Dylan is not in the mood to be calling Joan from a ‘booth in the midwest’ to talk about cufflinks and ‘something’ which she thinks she has already paid for, in Idiot Wind. Brutal self examination, disgust for both the object of the song’s behavior, and his own stupidity, is the name of the idiot game. The answers are still Blowin’ In The Wind, along with the ‘false ideas, images and distorted facts’ that also blow in on that breeze, along with the positive changes and the roads that all men must walk down. Like Jerry Reed once sang, “she got the gold mine. I got the shaft.” Dylan is feeling shafted by the press, shattered by his women, shafted by the wind itself, that brought him fame and fortune, but also a life in which he can’t even remember what ‘peace and quiet’ was even like. The inspirational wind of his youth has come back to bite Dylan, and he is gonna use it anyhow.

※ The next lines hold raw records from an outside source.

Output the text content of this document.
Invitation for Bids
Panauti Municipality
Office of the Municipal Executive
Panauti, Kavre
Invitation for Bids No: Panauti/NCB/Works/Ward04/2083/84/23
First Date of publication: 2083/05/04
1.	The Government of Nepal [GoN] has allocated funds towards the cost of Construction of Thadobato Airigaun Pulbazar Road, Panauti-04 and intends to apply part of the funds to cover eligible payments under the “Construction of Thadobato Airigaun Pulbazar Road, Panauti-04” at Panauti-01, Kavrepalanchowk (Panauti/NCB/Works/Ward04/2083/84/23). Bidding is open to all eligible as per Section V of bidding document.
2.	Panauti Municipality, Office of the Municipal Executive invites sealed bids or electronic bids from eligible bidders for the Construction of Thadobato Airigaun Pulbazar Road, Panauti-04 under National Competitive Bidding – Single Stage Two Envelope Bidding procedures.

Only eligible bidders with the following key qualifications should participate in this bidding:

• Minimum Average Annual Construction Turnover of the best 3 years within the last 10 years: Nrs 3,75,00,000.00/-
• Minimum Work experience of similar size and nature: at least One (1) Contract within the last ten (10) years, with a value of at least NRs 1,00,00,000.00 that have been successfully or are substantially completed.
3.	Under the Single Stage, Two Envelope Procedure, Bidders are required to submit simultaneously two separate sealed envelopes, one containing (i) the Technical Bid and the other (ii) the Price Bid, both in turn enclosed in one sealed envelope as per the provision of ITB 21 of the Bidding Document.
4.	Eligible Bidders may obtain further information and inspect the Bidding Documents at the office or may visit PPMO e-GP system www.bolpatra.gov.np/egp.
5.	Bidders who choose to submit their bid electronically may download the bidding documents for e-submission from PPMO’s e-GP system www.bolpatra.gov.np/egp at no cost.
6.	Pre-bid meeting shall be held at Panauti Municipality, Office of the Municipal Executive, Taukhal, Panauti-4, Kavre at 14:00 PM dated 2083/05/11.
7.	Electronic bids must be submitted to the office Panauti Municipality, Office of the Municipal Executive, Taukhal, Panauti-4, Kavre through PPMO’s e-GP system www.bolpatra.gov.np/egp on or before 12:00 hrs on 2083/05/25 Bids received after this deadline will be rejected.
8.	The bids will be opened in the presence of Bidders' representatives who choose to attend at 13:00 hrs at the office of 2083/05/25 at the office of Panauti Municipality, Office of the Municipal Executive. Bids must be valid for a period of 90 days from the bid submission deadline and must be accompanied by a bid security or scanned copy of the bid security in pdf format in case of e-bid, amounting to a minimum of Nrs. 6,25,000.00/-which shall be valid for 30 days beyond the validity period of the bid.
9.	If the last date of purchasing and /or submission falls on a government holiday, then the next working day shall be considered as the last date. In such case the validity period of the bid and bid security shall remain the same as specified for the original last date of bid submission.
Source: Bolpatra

“Smoke pourin’ out of a box car door’ – the past is on fire in this song. His creative past, his Woody Guthrie idolization, no smoke without fire, is in flames. The “smoking town” inhabited by his woman, whoever she might be, is fanning the fire of Dylan’s discontent, and let’s face it, it sounds magnificent. The muse failed to ‘tame the lion in his cage’ and we should be grateful for it. An untamed heart is the only way to create, and though it is a personal tragedy it is a creative triumph. Dylan sings that he thinks he is ‘finally free’, and though we know, forty five years later, that this was overly optimistic, even for a song this biting, it brings to mind his earlier words in Ballad of Plain D, another angry song about a woman, this time Suze Rotolo:

‘Ah, my friends from the prison, they ask unto me
“How good, how good does it feel to be free?”
And I answer them most mysteriously
“Are birds free from the chains of the skyway?”‘

The answer to the riddle of the prison of fame and creative success, the gilded cage of Dylan’s genius, was answered right at the start of it all, twelve years earlier. Poets are the birds that are never free of the chains of the skyway of artistic creation. We all have that scathing ‘blood on your saddle’: war wounds from the road and the journey.

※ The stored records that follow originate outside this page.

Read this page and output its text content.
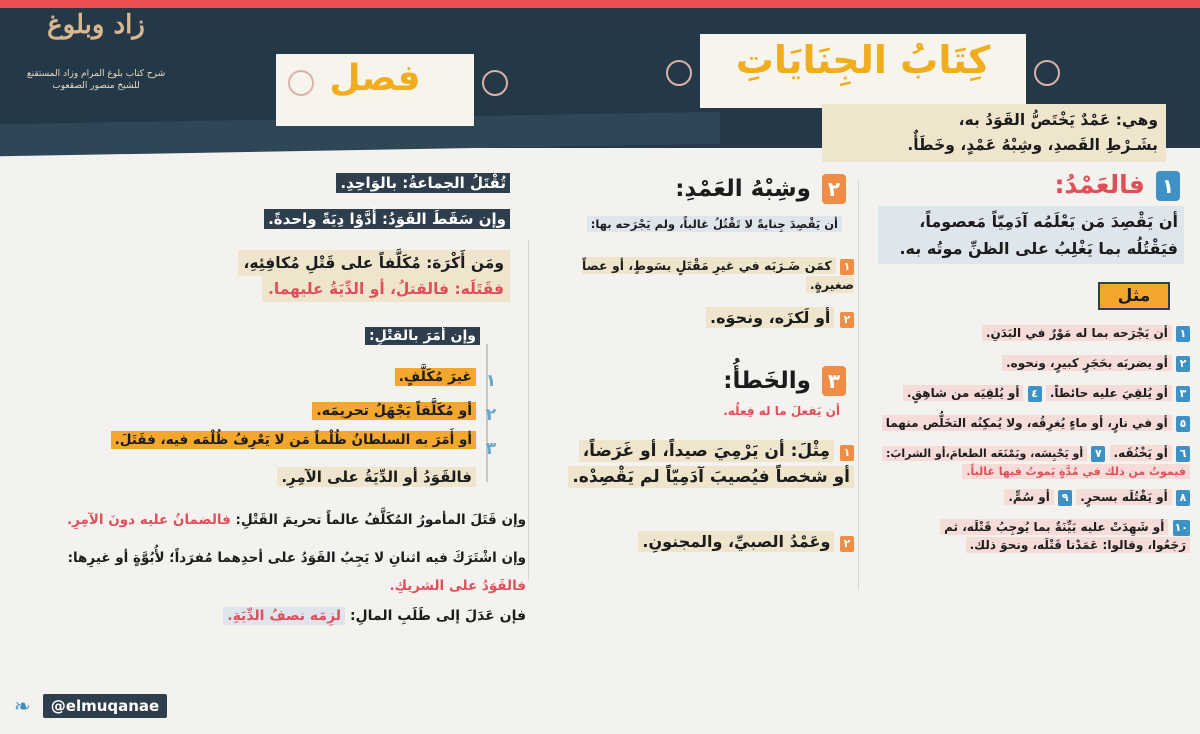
كِتَابُ الجِنَايَاتِ
فصل
زاد وبلوغ
شرح كتاب بلوغ المرام وزاد المستقنع
للشيخ منصور الصقعوب
وهي: عَمْدٌ يَخْتَصُّ القَوَدُ به،
بشَـرْطِ القَصدِ، وشِبْهُ عَمْدٍ، وخَطَأٌ.
١ فالعَمْدُ:
أن يَقْصِدَ مَن يَعْلَمُه آدَمِيّاً مَعصوماً،
فيَقْتُلُه بما يَغْلِبُ على الظنِّ موتُه به.
مثل
١ أن يَجْرَحه بما له مَوْرٌ في البَدَنِ.
٢ أو يضربَه بحَجَرٍ كبيرٍ، ونحوه.
٣ أو يُلقِيَ عليه حائطاً. ٤ أو يُلقِيَه من شاهِقٍ.
٥ أو في نارٍ، أو ماءٍ يُغرِقُه، ولا يُمكِنُه التخَلُّص منهما
٦ أو يَخْنُقَه. ٧ أو يَحْبِسَه، ويَمْنَعَه الطعامَ،أو الشرابَ:
فيموتُ من ذلك في مُدَّةٍ يَموتُ فيها غالباً.
٨ أو يَقْتُلَه بسحرٍ. ٩ أو سُمٍّ.
١٠ أو شَهِدَتْ عليه بَيِّنَةٌ بما يُوجِبُ قَتْلَه، ثم
رَجَعُوا، وقالوا: عَمَدْنا قَتْلَه، ونحوَ ذلك.
٢ وشِبْهُ العَمْدِ:
أن يَقْصِدَ جِنايةً لا تَقْتُلُ غالباً، ولم يَجْرَحه بها:
١ كمَن ضَـرَبَه في غيرِ مَقْتَلٍ بسَوطٍ، أو عصاً صغيرةٍ.
٢ أو لَكزَه، ونحوَه.
٣ والخَطأُ:
أن يَفعلَ ما له فِعلُه.
١ مِثْلَ: أن يَرْمِيَ صيداً، أو غَرَضاً،
أو شخصاً فيُصيبَ آدَمِيّاً لم يَقْصِدْه.
٢ وعَمْدُ الصبيِّ، والمجنونِ.
تُقْتَلُ الجماعةُ: بالوَاحِدِ.
وإن سَقَطَ القَوَدُ: أَدَّوْا دِيَةً واحدةً.
ومَن أَكْرَهَ: مُكَلَّفاً على قَتْلِ مُكافِئِهِ،
فقَتَلَه: فالقتلُ، أو الدِّيَةُ عليهما.
وإن أَمَرَ بالقتْلِ:
١
٢
٣
غيرَ مُكَلَّفٍ.
أو مُكَلَّفاً يَجْهَلُ تحريمَه.
أو أَمَرَ به السلطانُ ظُلْماً مَن لا يَعْرِفُ ظُلْمَه فيه، فقَتَلَ.
فالقَوَدُ أو الدِّيَةُ على الآمِرِ.
وإن قَتَلَ المأمورُ المُكَلَّفُ عالماً تحريمَ القَتْلِ: فالضمانُ عليه دونَ الآمِرِ.
وإن اشْتَرَكَ فيه اثنانِ لا يَجِبُ القَوَدُ على أحدِهما مُفرَداً؛ لأُبُوَّةٍ أو غيرِها:
فالقَوَدُ على الشريكِ.
فإن عَدَلَ إلى طَلَبِ المالِ: لزِمَه نصفُ الدِّيَةِ.
❧	@elmuqanae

Dylan doesn’t let himself off the hook. Where Joan was speaking strictly for herself, Bob’s rage knows no such boundaries ‘on the borderline which separated you from me’. His judgment envelops him like a whirlwind. Not the audience that tears strips off the Osiris-like figure of Dylan the Poet of humanity, not his women who loved him, not his passion for civil justice, not his friends or the scene are spared the cutting strokes of his pen, not the impromptu garotte of his steel strings. Dylan is a slugger, a heavy hitter, and he has given himself full rein. Blood on the Tracks? Blood on the saddle. Blood in his eyes for you. Joan snaps back that she has “already paid”, but Dylan wants to make it known that his success, and his love has cost him everything too, even his reputation.

Memory is destroyed by hatred and anger, both aimed at himself and others – “I can’t recall your face any more” he hisses, face contorted on the stage, bending towards the band and the floor, weighted and yet carrying the song into the upstairs choir, in the hallowed halls of The Tower of Song. Cohen knew where it was at. Dislocated from physicality, left ‘standing in the middle of the air’, rootless and disjointed, ‘hounded’ and blinded, on ‘the top’ but finding himself ‘on the bottom’, howling at the memory of love that haunts him: that crossroads hell hound beast that he kisses goodbye to, and yet won’t let him go.

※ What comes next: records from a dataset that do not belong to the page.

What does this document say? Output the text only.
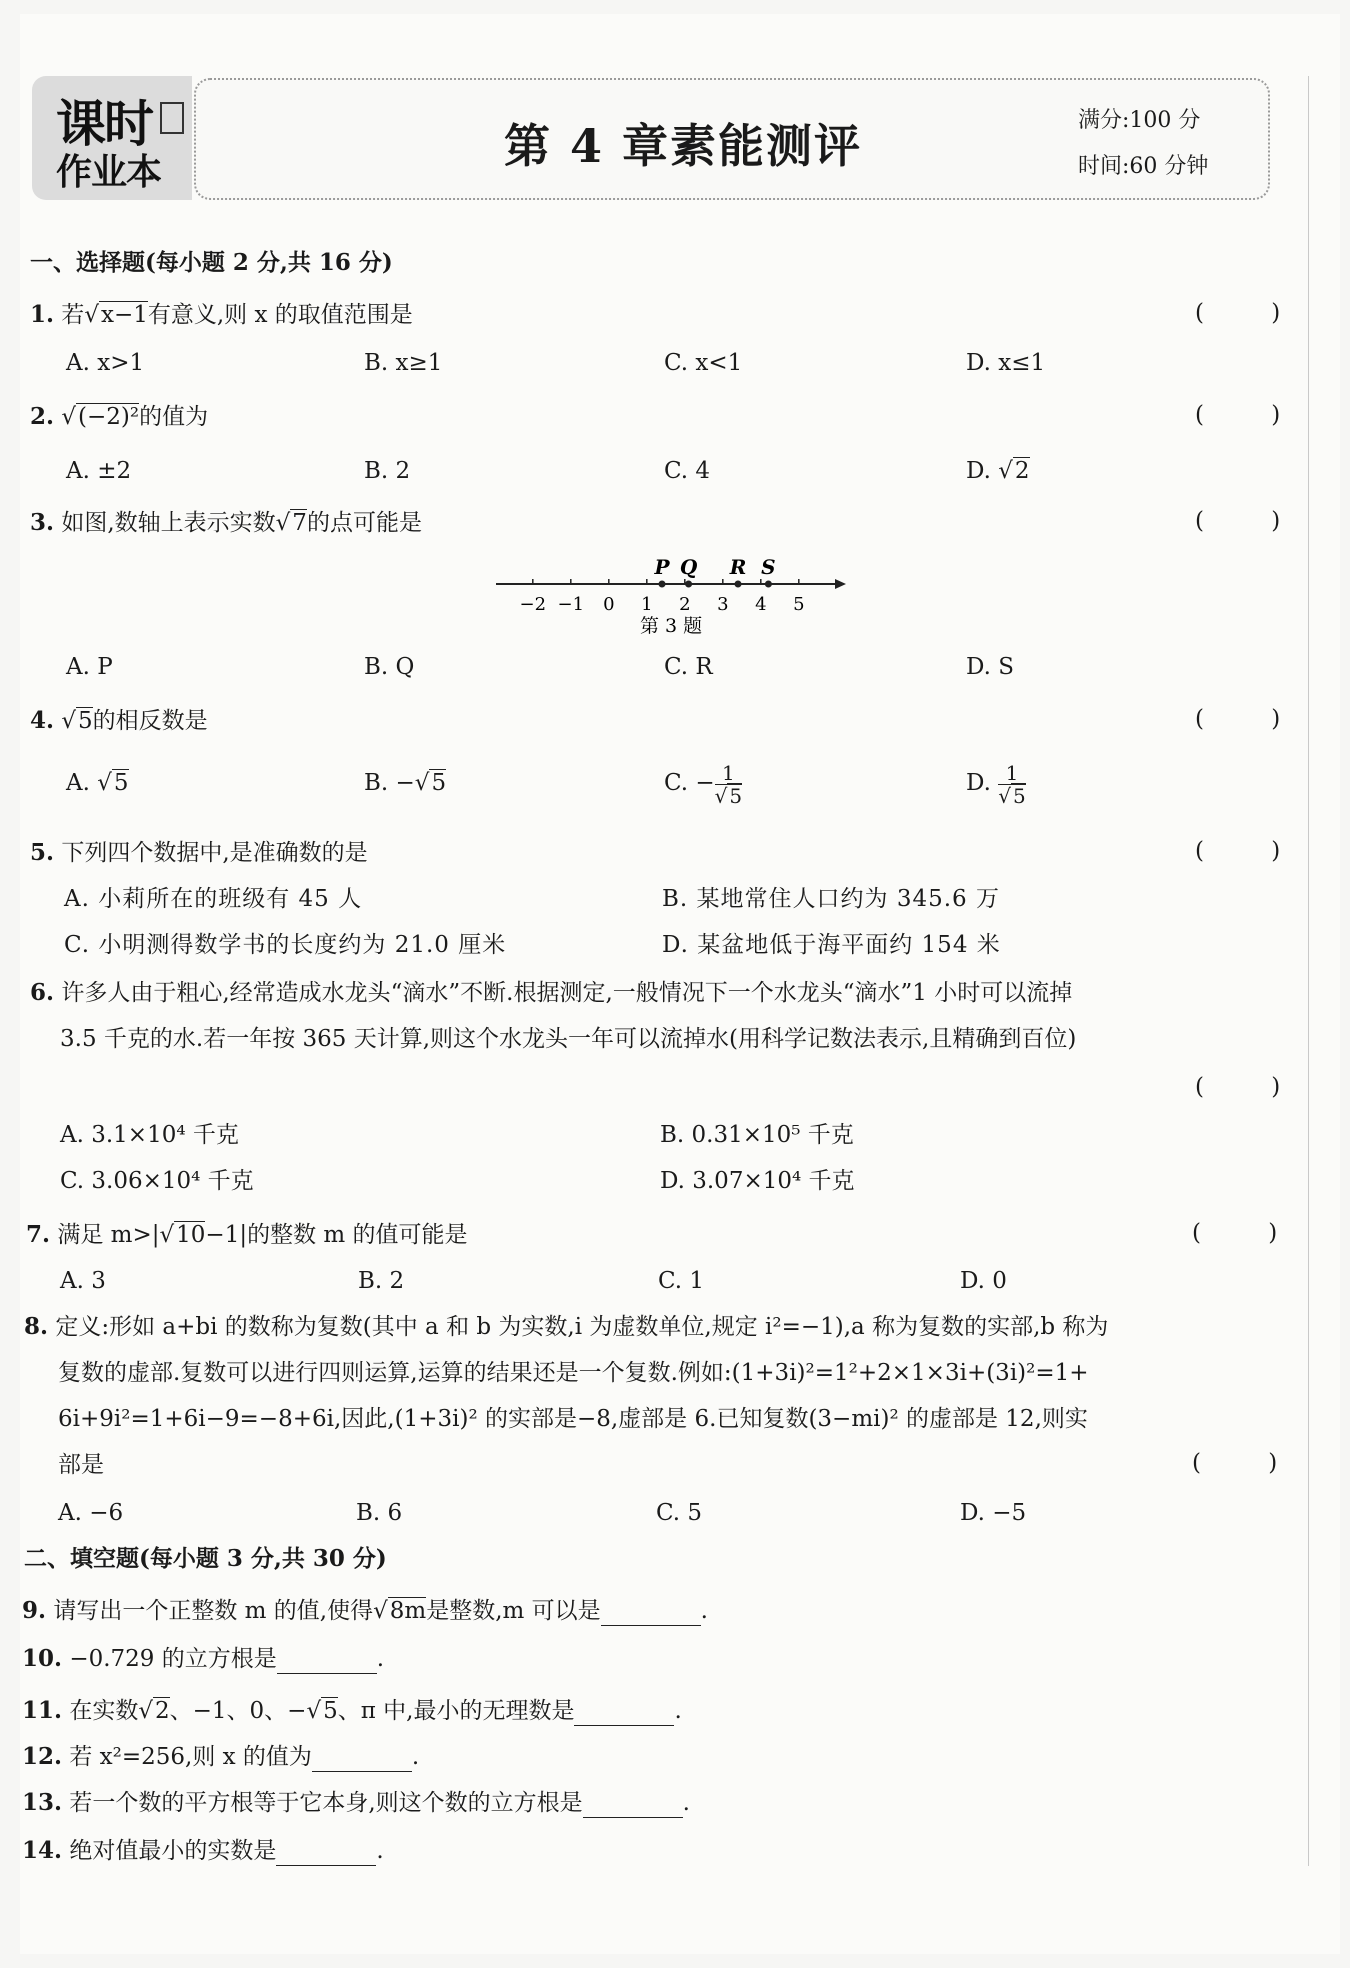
课时
作业本	第 4 章素能测评	满分:100 分
时间:60 分钟
一、选择题(每小题 2 分,共 16 分)
1. 若√x−1有意义,则 x 的取值范围是	( )
A. x>1	B. x≥1	C. x<1	D. x≤1
2. √(−2)²的值为	( )
A. ±2	B. 2	C. 4	D. √2
3. 如图,数轴上表示实数√7的点可能是	( )
−2 −1 0 1 2 3 4 5
P Q R S
第 3 题
A. P	B. Q	C. R	D. S
4. √5的相反数是	( )
A. √5	B. −√5	C. − $\frac{1}{√ 5}$	D. $\frac{1}{√ 5}$
5. 下列四个数据中,是准确数的是	( )
A. 小莉所在的班级有 45 人	B. 某地常住人口约为 345.6 万
C. 小明测得数学书的长度约为 21.0 厘米	D. 某盆地低于海平面约 154 米
6. 许多人由于粗心,经常造成水龙头“滴水”不断.根据测定,一般情况下一个水龙头“滴水”1 小时可以流掉
3.5 千克的水.若一年按 365 天计算,则这个水龙头一年可以流掉水(用科学记数法表示,且精确到百位)
( )
A. 3.1×10⁴ 千克	B. 0.31×10⁵ 千克
C. 3.06×10⁴ 千克	D. 3.07×10⁴ 千克
7. 满足 m>|√10−1|的整数 m 的值可能是	( )
A. 3	B. 2	C. 1	D. 0
8. 定义:形如 a+bi 的数称为复数(其中 a 和 b 为实数,i 为虚数单位,规定 i²=−1),a 称为复数的实部,b 称为
复数的虚部.复数可以进行四则运算,运算的结果还是一个复数.例如:(1+3i)²=1²+2×1×3i+(3i)²=1+
6i+9i²=1+6i−9=−8+6i,因此,(1+3i)² 的实部是−8,虚部是 6.已知复数(3−mi)² 的虚部是 12,则实
部是	( )
A. −6	B. 6	C. 5	D. −5
二、填空题(每小题 3 分,共 30 分)
9. 请写出一个正整数 m 的值,使得√8m是整数,m 可以是	.
10. −0.729 的立方根是	.
11. 在实数√2、−1、0、−√5、π 中,最小的无理数是	.
12. 若 x²=256,则 x 的值为	.
13. 若一个数的平方根等于它本身,则这个数的立方根是	.
14. 绝对值最小的实数是	.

He is Dylan after all. As much as he might not like it, as unfair as it is, the rest of us look to Dylan to take the temperature of love, of life, or humanity, and sing it for us. He provides the words for what we are all feeling, wanting, running away from. Those words that are brought in on the wind, caught in butterfly nets, and formed into diamonds and rust that we long to hear played.